College of Computing News

Students Cultivate Community at Grace Hopper

Infinite possibility is the general theme of the Grace Hopper Celebration (GHC), and College of Computing women were in the center of it.

Eighty students represented the College, including fourth-year computer science student Jhillika Kumar, who was given the Student of Vision Abie Award and delivered part of the opening keynote.

Kumar helped kick-off the three-day conference with her speech on improving employment opportunities for people with autism through her startup, AxisAbility. The project has shown her how computing can reframe common misconceptions and empower individuals.

“Together we can turn disability into a world filled with infinite possibility,” she said.
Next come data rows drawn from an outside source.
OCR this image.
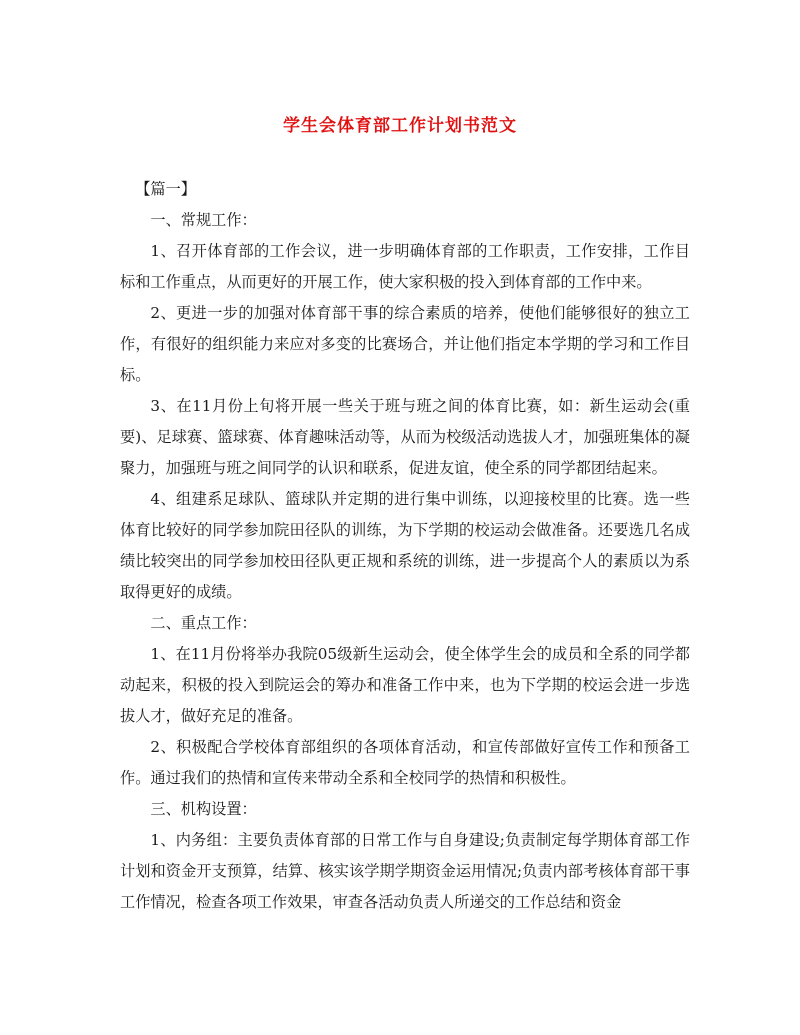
学生会体育部工作计划书范文

【篇一】

一、常规工作：

1、召开体育部的工作会议，进一步明确体育部的工作职责，工作安排，工作目标和工作重点，从而更好的开展工作，使大家积极的投入到体育部的工作中来。

2、更进一步的加强对体育部干事的综合素质的培养，使他们能够很好的独立工作，有很好的组织能力来应对多变的比赛场合，并让他们指定本学期的学习和工作目标。

3、在11月份上旬将开展一些关于班与班之间的体育比赛，如：新生运动会(重要)、足球赛、篮球赛、体育趣味活动等，从而为校级活动选拔人才，加强班集体的凝聚力，加强班与班之间同学的认识和联系，促进友谊，使全系的同学都团结起来。

4、组建系足球队、篮球队并定期的进行集中训练，以迎接校里的比赛。选一些体育比较好的同学参加院田径队的训练，为下学期的校运动会做准备。还要选几名成绩比较突出的同学参加校田径队更正规和系统的训练，进一步提高个人的素质以为系取得更好的成绩。

二、重点工作：

1、在11月份将举办我院05级新生运动会，使全体学生会的成员和全系的同学都动起来，积极的投入到院运会的筹办和准备工作中来，也为下学期的校运会进一步选拔人才，做好充足的准备。

2、积极配合学校体育部组织的各项体育活动，和宣传部做好宣传工作和预备工作。通过我们的热情和宣传来带动全系和全校同学的热情和积极性。

三、机构设置：

1、内务组：主要负责体育部的日常工作与自身建设;负责制定每学期体育部工作计划和资金开支预算，结算、核实该学期学期资金运用情况;负责内部考核体育部干事工作情况，检查各项工作效果，审查各活动负责人所递交的工作总结和资金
[RELATED: Startup Connects Job Seekers with Autism to New Opportunities]

The conference has become the largest gathering of women in technology with a record-breaking 26,000 attendees at this year’s event in Orlando, Florida. Organized by the Anita Borg Institute for Women and Technology and the Association for Computing Machinery, GHC brings together industry leaders, pioneering academics, and students for keynotes, technical and career development panels, mentoring sessions, and a career fair.

With scholarships provided by the College, 36 undergraduate students, 18 master’s students, 2 Ph.D. students, and 24 Online Master of Science in Computer Science (OMSCS) students attended.

Faculty also joined, including School of Interactive Computing (IC) Chair Ayanna Howard and IC Senior Research Scientist Carrie Bruce. Howard led mentoring sessions and moderated a panel on design inclusion in artificial intelligence.

College staff from the Office of Outreach, Enrollment and Community hosted a recruiting booth at the career fair as a gold-level sponsor of the conference.

Although many students come to find internship and job opportunities, one of the conference’s strongest attractions for attendees is the community it provides.

Niaz Pour, a third-year computational media student, believed seeing different examples of what women do in the field could influence her career in user experience (UX) design.

“I really wanted to see the diversity of women in computing,” she said. “I don’t want to work somewhere that’s only designers. I’m a Persian in UX design, so I wanted to find someone on a similar path, and I met two women on the first day.”

GHC was also a networking opportunity for many students, like for OMSCS student Shijie Shi. As a financial analyst for the World Bank, she doesn’t get to interact with many women in computing on a day-to-day basis.

“I wanted to find a community because working in finance, sometimes I forget I have another part of me that does computing,” she said. “It’s very inspiring to see there are computer scientists making amazing things.”